The pipeline had recovered. Engineering considered the incident closed. Slack went quiet.

But the real problem had just started.

Three days later, Priya’s CMO was presenting quarterly marketing performance to the board. Conversion rates looked unusually high. Customer acquisition costs appeared to have dropped significantly.

The CMO made a confident case for scaling media spend in two underperforming regions.

A week after that, someone noticed the numbers were wrong.

The attribution model had been pulling from a stale reporting table. It had stopped updating during the pipeline failure three days earlier. Nobody had validated whether the data was correct after the pipeline recovered.

The pipeline had been fixed. But bad data had already reached the dashboard. And from the dashboard, it had reached the boardroom.

According to Harvard Business Review, bad data costs businesses $3.1 trillion annually. The damage is rarely from a single catastrophic failure – it comes from corrupted data that travels silently through pipelines and surfaces in decisions made with total confidence.

This is the second problem most analytics teams do not solve.

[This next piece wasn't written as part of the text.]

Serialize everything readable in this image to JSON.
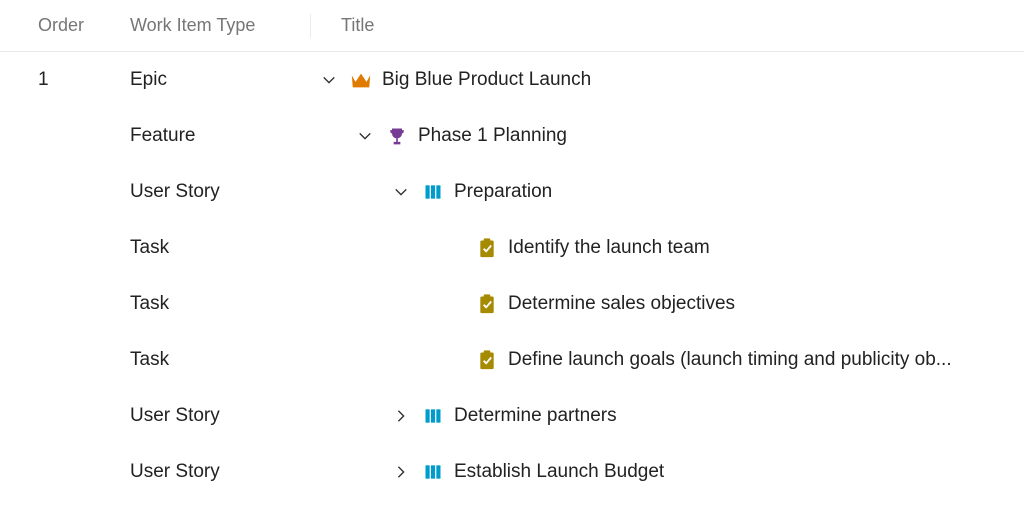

Post 1 of this series covered BigQuery pipeline failures – jobs that break, quotas exhausted, data that never arrives. Read: Your Data Pipeline Breaks Every Monday. It Doesn’t Have To →

This post covers something more dangerous: data that does arrive – but arrives wrong.

Bad data in dashboards is not a pipeline problem. It is a data quality monitoring problem.

And the gap between the two is where reporting trust quietly breaks.

Why Data Quality Monitoring Is Not the Same as Pipeline Monitoring

Bad data in dashboards rarely announces itself.

A pipeline failure is visible – dashboards go blank, engineers get paged, someone notices immediately. 

Bad data is the opposite. Dashboards look normal when bad data arrives.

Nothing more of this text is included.